Neither of them appeared to have a word to say. Yet the silence was tinged with a vague mystery that seemed to catch the spirit of the dying day. To John Gore it seemed that any memory of that fatal year chilled the girl like the breath of a raw November night.

Barbara went to her room with a feeling of infinite loneliness weighing upon her heart, the loneliness of a gray twilight over a gray land. An utter dreariness dulled all feeling in her for the hour. Perfunctorily, almost blindly, she changed her dress, putting on something richer for the wax lights and the music in the state salon. A procession of dim thoughts moved slowly through her brain, their significance hurting her despite her obstinate self-will.

It was inevitable that the man should swear that he had sailed from England before the month of her father’s death.

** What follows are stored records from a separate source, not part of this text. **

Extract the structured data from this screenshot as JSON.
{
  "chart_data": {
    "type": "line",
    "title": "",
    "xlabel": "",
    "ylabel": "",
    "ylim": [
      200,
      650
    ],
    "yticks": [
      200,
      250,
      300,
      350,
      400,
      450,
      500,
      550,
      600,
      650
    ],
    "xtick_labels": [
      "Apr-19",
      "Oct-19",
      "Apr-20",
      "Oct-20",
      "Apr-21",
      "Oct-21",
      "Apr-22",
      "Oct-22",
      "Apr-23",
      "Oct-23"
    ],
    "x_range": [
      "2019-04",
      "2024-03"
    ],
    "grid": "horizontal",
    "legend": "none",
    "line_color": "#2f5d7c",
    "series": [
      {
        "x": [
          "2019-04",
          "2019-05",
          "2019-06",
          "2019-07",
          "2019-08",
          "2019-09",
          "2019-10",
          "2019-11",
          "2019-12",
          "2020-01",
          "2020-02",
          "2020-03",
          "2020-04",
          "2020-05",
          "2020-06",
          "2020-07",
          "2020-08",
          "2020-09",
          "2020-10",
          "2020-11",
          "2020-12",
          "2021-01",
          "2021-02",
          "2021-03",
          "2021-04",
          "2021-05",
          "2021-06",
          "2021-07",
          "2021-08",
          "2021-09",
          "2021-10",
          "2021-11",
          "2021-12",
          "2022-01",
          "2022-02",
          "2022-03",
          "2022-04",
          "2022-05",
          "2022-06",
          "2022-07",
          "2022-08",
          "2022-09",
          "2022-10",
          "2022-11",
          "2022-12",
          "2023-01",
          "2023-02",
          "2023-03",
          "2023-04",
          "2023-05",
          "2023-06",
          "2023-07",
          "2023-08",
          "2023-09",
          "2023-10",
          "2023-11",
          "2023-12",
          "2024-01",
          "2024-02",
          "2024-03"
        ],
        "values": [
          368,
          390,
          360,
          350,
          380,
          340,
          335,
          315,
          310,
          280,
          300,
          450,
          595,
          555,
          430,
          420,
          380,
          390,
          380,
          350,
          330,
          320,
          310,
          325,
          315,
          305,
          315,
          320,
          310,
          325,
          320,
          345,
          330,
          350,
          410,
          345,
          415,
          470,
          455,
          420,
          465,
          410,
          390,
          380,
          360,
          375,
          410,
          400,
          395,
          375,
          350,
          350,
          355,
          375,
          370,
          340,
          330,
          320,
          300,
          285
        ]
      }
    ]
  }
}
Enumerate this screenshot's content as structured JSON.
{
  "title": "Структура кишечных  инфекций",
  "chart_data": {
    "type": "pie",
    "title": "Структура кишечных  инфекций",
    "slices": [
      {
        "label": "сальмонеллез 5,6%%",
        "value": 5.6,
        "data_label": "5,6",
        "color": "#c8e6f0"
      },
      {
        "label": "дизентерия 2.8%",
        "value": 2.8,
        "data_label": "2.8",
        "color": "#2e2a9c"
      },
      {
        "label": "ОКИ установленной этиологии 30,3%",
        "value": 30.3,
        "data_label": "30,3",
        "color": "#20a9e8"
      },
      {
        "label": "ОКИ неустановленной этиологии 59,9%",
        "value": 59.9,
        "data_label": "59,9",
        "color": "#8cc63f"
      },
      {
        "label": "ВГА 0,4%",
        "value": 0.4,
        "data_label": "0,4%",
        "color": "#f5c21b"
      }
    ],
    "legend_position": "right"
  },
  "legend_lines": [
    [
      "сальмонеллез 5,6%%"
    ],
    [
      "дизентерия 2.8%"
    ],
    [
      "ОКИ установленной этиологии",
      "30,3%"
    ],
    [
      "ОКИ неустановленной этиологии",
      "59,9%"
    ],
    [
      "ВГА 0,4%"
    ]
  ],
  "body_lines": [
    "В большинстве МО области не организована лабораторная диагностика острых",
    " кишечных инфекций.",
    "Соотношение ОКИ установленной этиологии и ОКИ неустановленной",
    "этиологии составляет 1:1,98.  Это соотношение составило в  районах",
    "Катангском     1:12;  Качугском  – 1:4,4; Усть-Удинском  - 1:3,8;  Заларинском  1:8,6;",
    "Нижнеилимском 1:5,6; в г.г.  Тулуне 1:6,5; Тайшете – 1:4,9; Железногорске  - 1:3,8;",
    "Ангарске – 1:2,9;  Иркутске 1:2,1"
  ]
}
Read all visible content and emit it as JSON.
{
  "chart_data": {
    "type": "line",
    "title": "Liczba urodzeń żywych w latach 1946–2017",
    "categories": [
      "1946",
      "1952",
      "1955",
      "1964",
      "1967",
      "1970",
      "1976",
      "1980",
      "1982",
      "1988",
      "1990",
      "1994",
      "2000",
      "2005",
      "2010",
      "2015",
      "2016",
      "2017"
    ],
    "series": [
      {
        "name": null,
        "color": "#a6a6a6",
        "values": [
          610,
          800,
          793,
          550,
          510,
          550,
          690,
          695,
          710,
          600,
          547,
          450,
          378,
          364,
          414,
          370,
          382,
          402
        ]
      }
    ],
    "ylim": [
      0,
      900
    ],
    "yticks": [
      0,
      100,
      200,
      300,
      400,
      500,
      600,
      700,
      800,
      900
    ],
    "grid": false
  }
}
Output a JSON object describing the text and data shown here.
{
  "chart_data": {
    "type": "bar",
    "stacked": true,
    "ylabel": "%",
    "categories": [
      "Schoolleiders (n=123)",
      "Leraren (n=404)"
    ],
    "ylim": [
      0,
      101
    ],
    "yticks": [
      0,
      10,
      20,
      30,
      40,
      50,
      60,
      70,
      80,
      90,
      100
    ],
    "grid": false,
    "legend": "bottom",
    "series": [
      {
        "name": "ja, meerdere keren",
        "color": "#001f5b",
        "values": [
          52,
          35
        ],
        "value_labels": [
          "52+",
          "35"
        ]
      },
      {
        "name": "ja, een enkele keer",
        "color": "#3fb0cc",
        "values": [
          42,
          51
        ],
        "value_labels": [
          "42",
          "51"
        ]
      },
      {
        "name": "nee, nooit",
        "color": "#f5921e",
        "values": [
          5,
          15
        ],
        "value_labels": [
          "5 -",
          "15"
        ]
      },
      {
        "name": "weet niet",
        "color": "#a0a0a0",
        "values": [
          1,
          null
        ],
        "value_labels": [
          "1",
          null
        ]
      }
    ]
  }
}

Had not the voyage itself been a trick to cover the meaning of the past? Neither he nor that other one whom she suspected had betrayed one glimmer of a tragic intimacy. But that, too, was inevitable—a surface hypocrisy that might betray caution, penitence, even a fading of desire.

And yet—and yet!

She stretched her arms out with a kind of anguish of incredulous helplessness, feeling utterly alone in a world of bitterness and horror. Could he be that man whose sword had left her father dead that autumn night?